Un po' come, dopo l'8 settembre del '43, (quasi) tutti gli italiani si scoprirono all'improvviso antifascisti, così, nel 1993, (quasi) tutti si ritrovarono antidemocristiani. A seguito dell'inchiesta Mani pulite infatti, quella Democrazia cristiana che era sempre stata al governo era diventata il babau, il mostro della politica, che nessuno - ovviamente - aveva mai amato, sopportato, votato, figuriamoci averne tratto qualche vantaggio.
Qualcuno, in quei giorni, e nei molti a venire, non poteva non notare l'incoerenza palese: perché quella contraddizione nazionale stava incrinando la sua esistenza, una crepa dopo l'altra, ovvero un mandato, un arresto, un'accusa, un sospetto, un processo dopo l'altro (quando non era un suicidio). Quel qualcuno lo racconta oggi Laura Marzi nel suo Stelle cadenti (Mondadori, pagg. 216, euro 19), un romanzo dedicato ai figli di Tangentopoli, alla generazione che da quel terremoto è uscita sconquassata tanto quanto la Repubblica. Ragazzi e ragazze che, anche se non finiscono sui giornali o in tribunale, è come se vivessero comunque in una prigione: «Ci comportavamo un po' come se fossimo in carcere trascorrendo la maggior parte del tempo insieme a casa» nota a un certo punto Ludovica, che insieme al fratello Edoardo è la protagonista del libro.

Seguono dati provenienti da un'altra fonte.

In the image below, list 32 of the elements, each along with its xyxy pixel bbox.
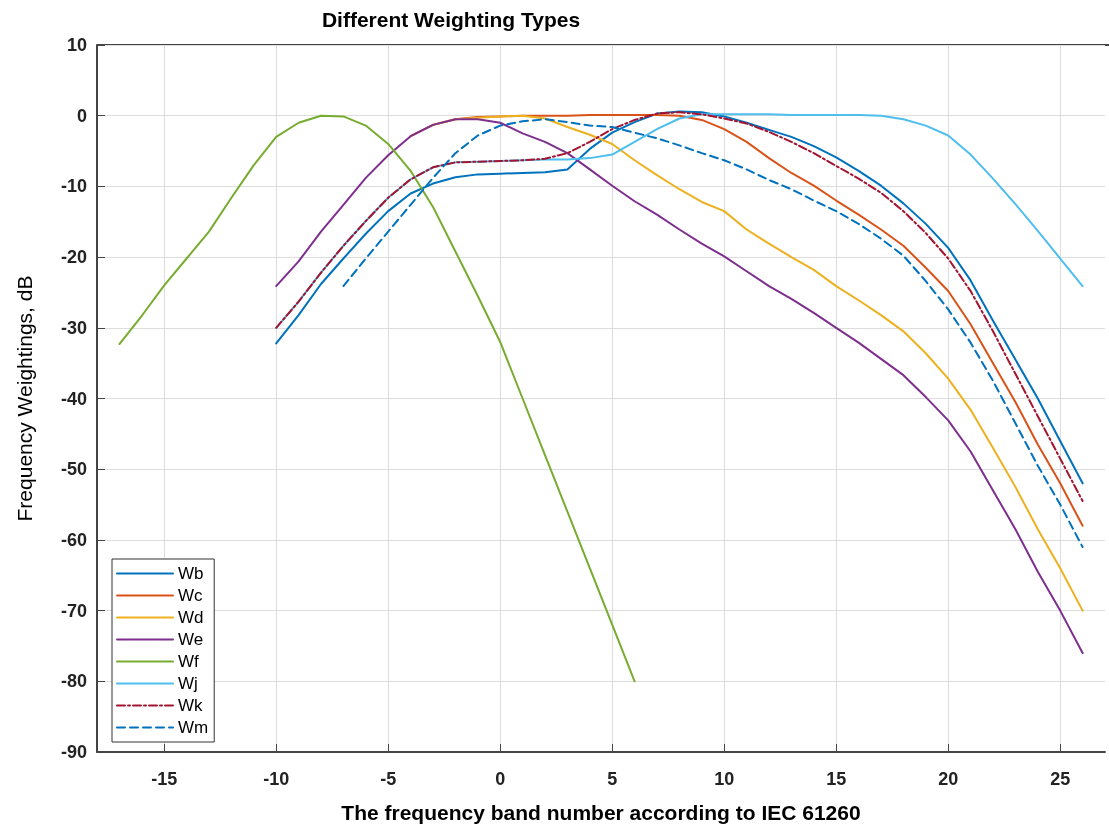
y-axis-title: Frequency Weightings, dB <box>13 275 36 522</box>
x-tick-label: -15 <box>151 769 178 789</box>
y-tick-label: -90 <box>60 742 87 762</box>
y-tick-label: -50 <box>60 459 87 480</box>
legend-label: Wc <box>178 586 204 605</box>
x-tick-label: -5 <box>380 769 397 789</box>
y-tick-label: -30 <box>60 317 87 338</box>
x-tick-label: 10 <box>714 769 735 789</box>
x-tick-label: 25 <box>1050 769 1071 789</box>
legend-label: Wf <box>178 652 200 671</box>
y-tick-label: 10 <box>66 35 87 55</box>
y-tick-label: -70 <box>60 600 87 621</box>
x-tick-label: 0 <box>495 769 506 789</box>
chart-title: Different Weighting Types <box>321 8 581 31</box>
x-axis-title: The frequency band number according to IEC 61260 <box>341 801 861 824</box>
y-tick-label: -40 <box>60 388 87 409</box>
legend-label: Wk <box>178 696 204 715</box>
x-tick-label: -10 <box>263 769 290 789</box>
legend-label: Wb <box>178 564 204 583</box>
y-tick-label: -60 <box>60 529 87 550</box>
y-tick-label: -80 <box>60 671 87 692</box>
x-tick-label: 20 <box>938 769 959 789</box>
y-tick-label: -20 <box>60 247 87 268</box>
line-series <box>275 118 1084 655</box>
x-tick-label: 15 <box>826 769 847 789</box>
legend-label: Wm <box>178 718 209 737</box>
legend-label: We <box>178 630 204 649</box>
y-tick-label: -10 <box>60 176 87 197</box>
legend-label: Wd <box>178 608 204 627</box>
y-tick-label: 0 <box>76 105 87 126</box>
legend-label: Wj <box>178 674 198 693</box>
x-tick-label: 5 <box>607 769 618 789</box>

Edoardo e Ludovica sono i figli di Arturo Montella, segretario regionale della democrazia cristiana nella Torino degli anni Novanta. Il padre è una specie di Zeus, munifico e assente, severissimo e apparentemente perfetto. Nessuno sospetta che possa essere coinvolto in quell'inchiesta infamante, e invece finisce ammanettato prima, e poi accusato di corruzione e finanziamento illecito al partito. Nessuno sospetta che non sia innocente, e invece, di concerto con la moglie e gli avvocati, lui decide di patteggiare. Esce di prigione ma, quando torna a casa, la casa non è più la stessa.
Quell'uomo tutto d'un pezzo si ritrova piegato a piangere al tavolo della cucina e i suoi figli hanno perso qualsiasi riferimento. Hanno combattuto a testa alta a scuola davanti a chi li prendeva in giro, ma dentro sono crollati. È la storia di una generazione che arriva fino a noi.